The news that a Scottish woman died from cancer after being among more than 400 wrongly told they did not need to undergo cervical screening is unspeakably grim. Worse is the confirmation that the records of a further 500 women, which pre-date 1997, have yet to be accessed, meaning many more could be affected. The error stems from the incorrect exclusion of women who underwent partial hysterectomies. The Scottish government says it is also checking the records of 200,000 women who received a total hysterectomy, though this is a precautionary move and these women are expected to have been properly absented from screening call-ups.
They withheld the scandal from the Scottish public for 107 days
Four potential reasons for the systemic failure have been given. First, some women may have been referred for a total hysterectomy but, for clinical reasons, given a subtotal procedure without their discharge letter noting the change, causing their GP to take their name off the recall list. Second, some operations may have been ‘miscoded’ in theatre or subtotal surgeries mistaken for total surgeries. Third, laboratory error in which specimens from women who underwent partial removal were coded as being the product of full removals. And fourth, some women may have been deleted from the recall list even though their GP surgery was told their cervix had not been removed.
The scandal was discovered in December 2020 but only made public by women’s health minister Maree Todd yesterday afternoon, on the final sitting day before the Scottish parliament went into summer recess. Todd admitted under opposition questioning that the Scottish overnment has known about what she called ‘a serious adverse event’ since 9 March, meaning they withheld the scandal from the Scottish public for 107 days. March was also the middle of the Holyrood election campaign.

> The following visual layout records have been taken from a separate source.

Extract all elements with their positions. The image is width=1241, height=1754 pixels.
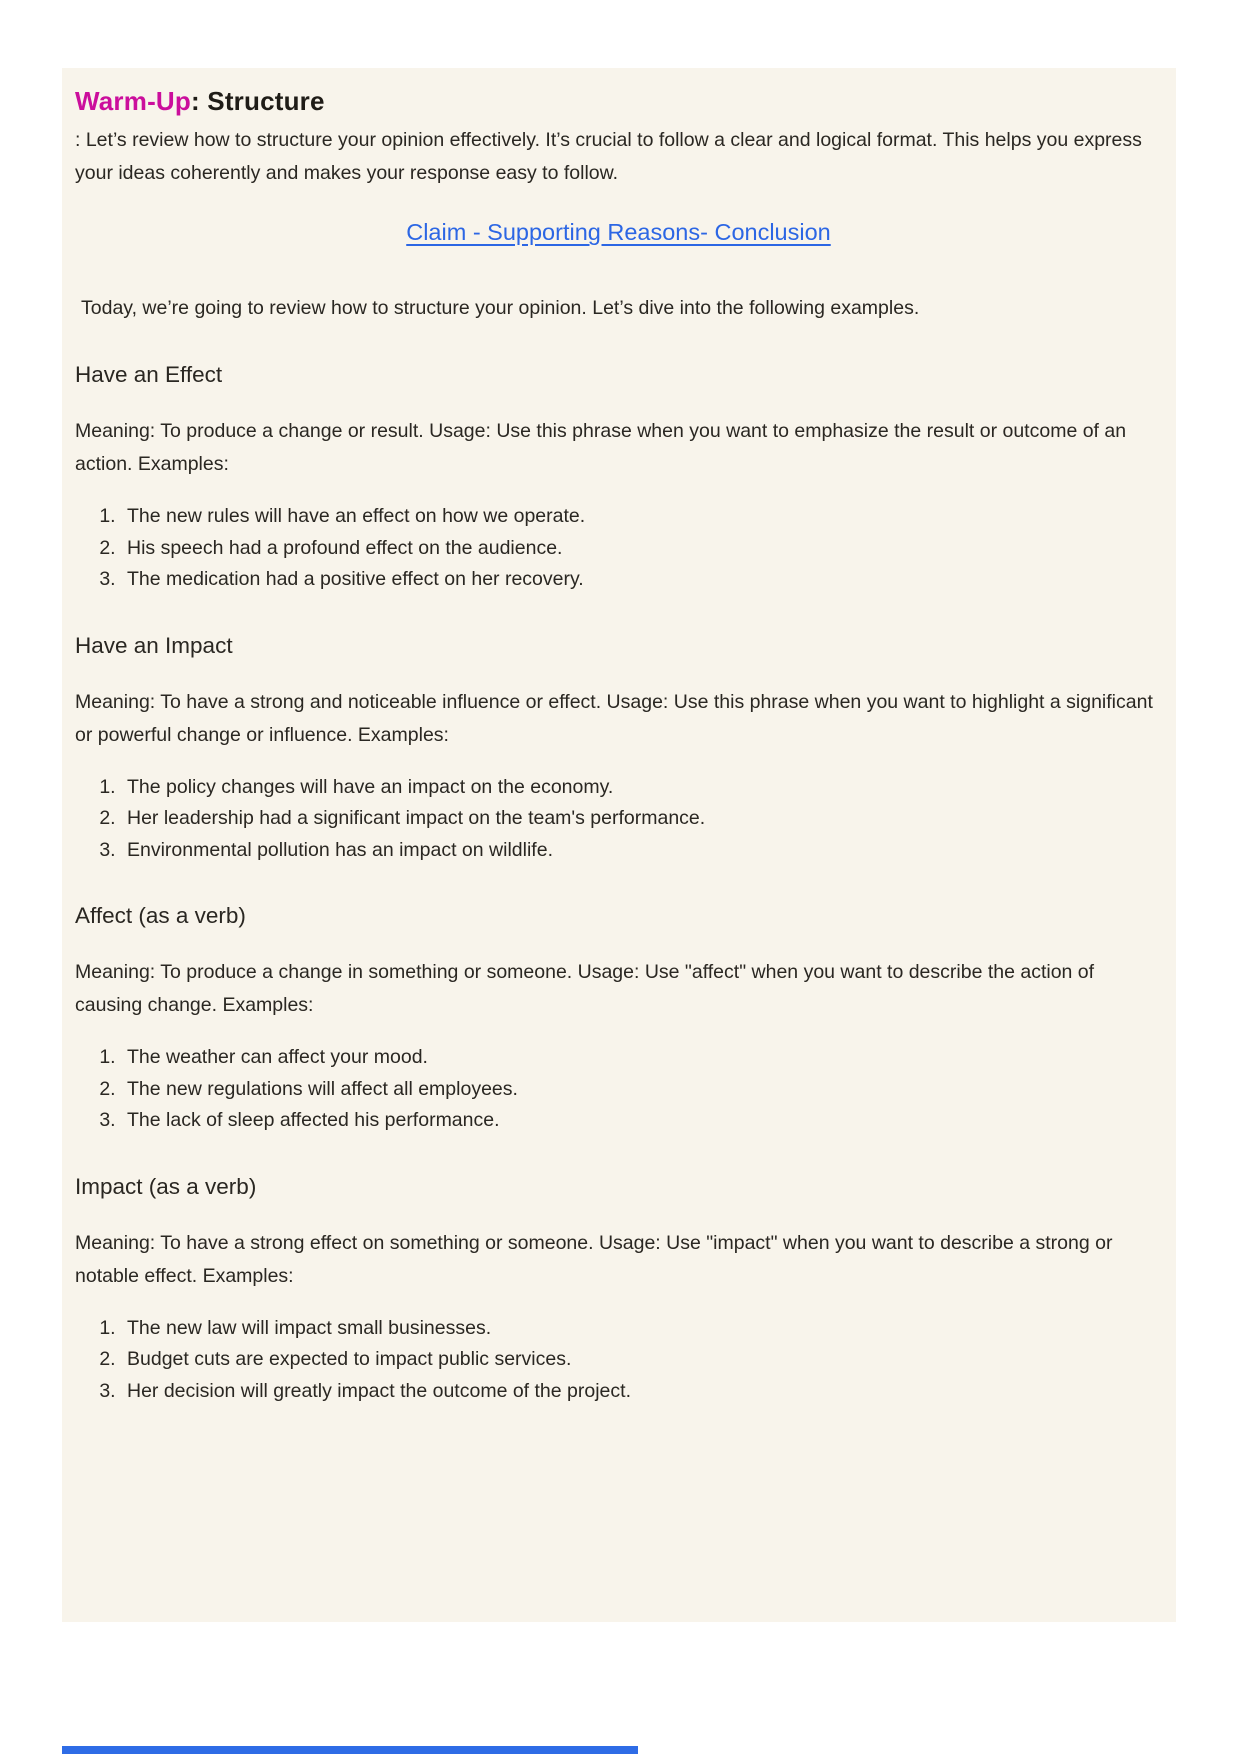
structure-link[interactable]: Claim - Supporting Reasons- Conclusion bbox=[406, 219, 831, 245]
section-meaning: Meaning: To have a strong effect on something or someone. Usage: Use "impact" when you want to describe a strong or notable effect. Examples: bbox=[75, 1231, 1113, 1287]
content-card bbox=[62, 68, 1176, 1622]
example-item: 3. Environmental pollution has an impact on wildlife. bbox=[121, 835, 1162, 867]
section bbox=[75, 359, 1162, 596]
section bbox=[75, 900, 1162, 1137]
example-item: 2. Her leadership had a significant impact on the team's performance. bbox=[121, 803, 1162, 835]
examples-list bbox=[75, 501, 1162, 596]
example-item: 1. The new law will impact small businesses. bbox=[121, 1313, 1162, 1345]
section-heading: Have an Effect bbox=[75, 362, 223, 387]
example-item: 1. The policy changes will have an impact on the economy. bbox=[121, 772, 1162, 804]
examples-list bbox=[75, 1042, 1162, 1137]
section-meaning: Meaning: To have a strong and noticeable influence or effect. Usage: Use this phrase when you want to highlight a significant or powerful change or influence. Examples: bbox=[75, 690, 1153, 746]
section-heading: Have an Impact bbox=[75, 632, 233, 658]
section-meaning: Meaning: To produce a change or result. Usage: Use this phrase when you want to emphasize the result or outcome of an action. Examples: bbox=[75, 420, 1127, 475]
example-item: 1. The new rules will have an effect on how we operate. bbox=[121, 501, 1162, 533]
example-item: 3. The medication had a positive effect on her recovery. bbox=[121, 564, 1162, 596]
page-title-rest: : Structure bbox=[191, 86, 325, 116]
example-item: 2. The new regulations will affect all employees. bbox=[121, 1074, 1162, 1106]
page-title bbox=[75, 84, 1162, 118]
example-item: 3. The lack of sleep affected his performance. bbox=[121, 1105, 1162, 1137]
sections bbox=[75, 359, 1162, 1407]
examples-list bbox=[75, 1313, 1162, 1408]
section bbox=[75, 630, 1162, 867]
lead-paragraph: Today, we’re going to review how to structure your opinion. Let’s dive into the following examples. bbox=[81, 297, 920, 319]
section-meaning: Meaning: To produce a change in something or someone. Usage: Use "affect" when you want to describe the action of causing change. Examples: bbox=[75, 961, 1095, 1016]
example-item: 2. His speech had a profound effect on the audience. bbox=[121, 533, 1162, 565]
example-item: 2. Budget cuts are expected to impact public services. bbox=[121, 1344, 1162, 1376]
page-title-highlight: Warm-Up bbox=[75, 86, 191, 116]
intro-paragraph: : Let’s review how to structure your opinion effectively. It’s crucial to follow a clear and logical format. This helps you express your ideas coherently and makes your response easy to follow. bbox=[75, 129, 1142, 184]
link-row bbox=[75, 216, 1162, 248]
example-item: 3. Her decision will greatly impact the outcome of the project. bbox=[121, 1376, 1162, 1408]
example-item: 1. The weather can affect your mood. bbox=[121, 1042, 1162, 1074]
next-block-banner bbox=[62, 1746, 638, 1754]
section-heading: Affect (as a verb) bbox=[75, 903, 246, 928]
section-heading: Impact (as a verb) bbox=[75, 1173, 257, 1199]
section bbox=[75, 1171, 1162, 1408]
examples-list bbox=[75, 772, 1162, 867]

Todd says it was ‘absolutely vital that the NHS took the time to accurately understand each person’s circumstances’ before contacting any patients to tell them they might be affected. Yet the opposition isn’t satisfied with this answer. The Conservatives’ health spokeswoman Annie Wells says ministers ‘have serious questions to answer as to how urgently they addressed this issue’. She points out the ‘mixed messaging’ in saying that ministers didn’t want to go public before the affected women were told — then doing so with 500 records still to be retrieved. Labour’s Jackie Baillie says it ‘beggars belief’ that the SNP chose to ‘keep the public in the dark’ and that it was ‘playing politics with people’s health’. Alex Cole-Hamilton, the Lib Dems’ health spokesman, calls it ‘a cynical abuse of power’ to withhold the information for months only to slip it out on the final sitting day before summer.

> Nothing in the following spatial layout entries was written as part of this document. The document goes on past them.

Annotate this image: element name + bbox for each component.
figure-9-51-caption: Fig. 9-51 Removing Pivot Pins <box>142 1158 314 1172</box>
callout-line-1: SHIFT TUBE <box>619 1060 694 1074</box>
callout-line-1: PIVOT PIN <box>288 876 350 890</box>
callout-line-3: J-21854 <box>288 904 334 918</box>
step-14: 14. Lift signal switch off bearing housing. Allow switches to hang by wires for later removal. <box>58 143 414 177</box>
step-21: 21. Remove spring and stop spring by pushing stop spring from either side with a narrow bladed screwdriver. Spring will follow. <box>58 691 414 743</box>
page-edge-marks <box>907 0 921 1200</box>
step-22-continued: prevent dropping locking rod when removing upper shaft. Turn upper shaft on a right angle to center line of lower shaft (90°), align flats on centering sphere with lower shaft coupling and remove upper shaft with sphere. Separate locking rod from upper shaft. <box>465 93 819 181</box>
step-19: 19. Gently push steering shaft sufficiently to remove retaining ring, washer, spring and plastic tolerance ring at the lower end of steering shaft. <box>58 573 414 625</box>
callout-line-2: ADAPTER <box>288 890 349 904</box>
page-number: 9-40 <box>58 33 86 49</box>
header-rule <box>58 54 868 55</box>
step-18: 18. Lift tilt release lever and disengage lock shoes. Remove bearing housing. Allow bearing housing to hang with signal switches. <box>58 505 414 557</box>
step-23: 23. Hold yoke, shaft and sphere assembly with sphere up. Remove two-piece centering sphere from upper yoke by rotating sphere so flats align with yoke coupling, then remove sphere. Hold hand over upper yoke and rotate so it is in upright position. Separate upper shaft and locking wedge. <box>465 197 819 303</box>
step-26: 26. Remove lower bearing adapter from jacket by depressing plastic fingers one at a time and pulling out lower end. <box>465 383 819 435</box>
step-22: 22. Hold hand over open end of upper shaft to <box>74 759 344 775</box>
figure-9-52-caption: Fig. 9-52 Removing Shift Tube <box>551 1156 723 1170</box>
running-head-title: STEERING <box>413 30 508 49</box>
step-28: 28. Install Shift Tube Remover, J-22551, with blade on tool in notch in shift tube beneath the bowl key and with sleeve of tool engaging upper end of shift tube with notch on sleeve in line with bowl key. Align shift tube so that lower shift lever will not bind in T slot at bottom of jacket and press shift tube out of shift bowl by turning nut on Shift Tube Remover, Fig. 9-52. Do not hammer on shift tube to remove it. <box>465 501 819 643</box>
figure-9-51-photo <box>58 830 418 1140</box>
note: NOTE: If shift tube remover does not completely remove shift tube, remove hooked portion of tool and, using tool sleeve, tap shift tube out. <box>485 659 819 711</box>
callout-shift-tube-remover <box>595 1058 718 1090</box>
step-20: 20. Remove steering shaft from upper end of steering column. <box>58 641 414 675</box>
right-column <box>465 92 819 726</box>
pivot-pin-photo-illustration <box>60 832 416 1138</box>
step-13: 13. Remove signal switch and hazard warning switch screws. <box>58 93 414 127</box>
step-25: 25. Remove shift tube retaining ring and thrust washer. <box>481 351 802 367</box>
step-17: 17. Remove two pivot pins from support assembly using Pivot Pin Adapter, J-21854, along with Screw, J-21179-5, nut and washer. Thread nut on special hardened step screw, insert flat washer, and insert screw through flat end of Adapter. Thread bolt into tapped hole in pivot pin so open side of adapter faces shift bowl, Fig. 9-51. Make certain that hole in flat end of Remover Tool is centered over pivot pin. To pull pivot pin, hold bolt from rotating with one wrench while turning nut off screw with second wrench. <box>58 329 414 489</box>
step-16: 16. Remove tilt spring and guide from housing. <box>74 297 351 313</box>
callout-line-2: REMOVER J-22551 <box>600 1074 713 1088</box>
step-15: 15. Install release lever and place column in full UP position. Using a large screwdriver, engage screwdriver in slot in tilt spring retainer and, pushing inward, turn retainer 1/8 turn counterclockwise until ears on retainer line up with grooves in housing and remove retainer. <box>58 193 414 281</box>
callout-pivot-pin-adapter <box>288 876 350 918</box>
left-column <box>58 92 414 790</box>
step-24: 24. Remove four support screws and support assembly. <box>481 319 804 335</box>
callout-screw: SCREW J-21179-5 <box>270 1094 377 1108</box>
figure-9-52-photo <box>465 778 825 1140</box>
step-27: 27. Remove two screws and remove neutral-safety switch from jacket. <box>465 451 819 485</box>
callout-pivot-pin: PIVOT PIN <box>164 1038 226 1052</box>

As with all such rows, the SNP government will be shielded from accountability by its backbenchers’ iron discipline. The parliamentary party operates essentially as a bloc vote, so ministers are unlikely to face the kind of punishing questions in parliament or anonymous quotes in the papers that UK government ministers would face in the same circumstances. However, a parliament rigged against scrutiny cannot cover the stench of cynicism that lingers over the Scottish government’s timing.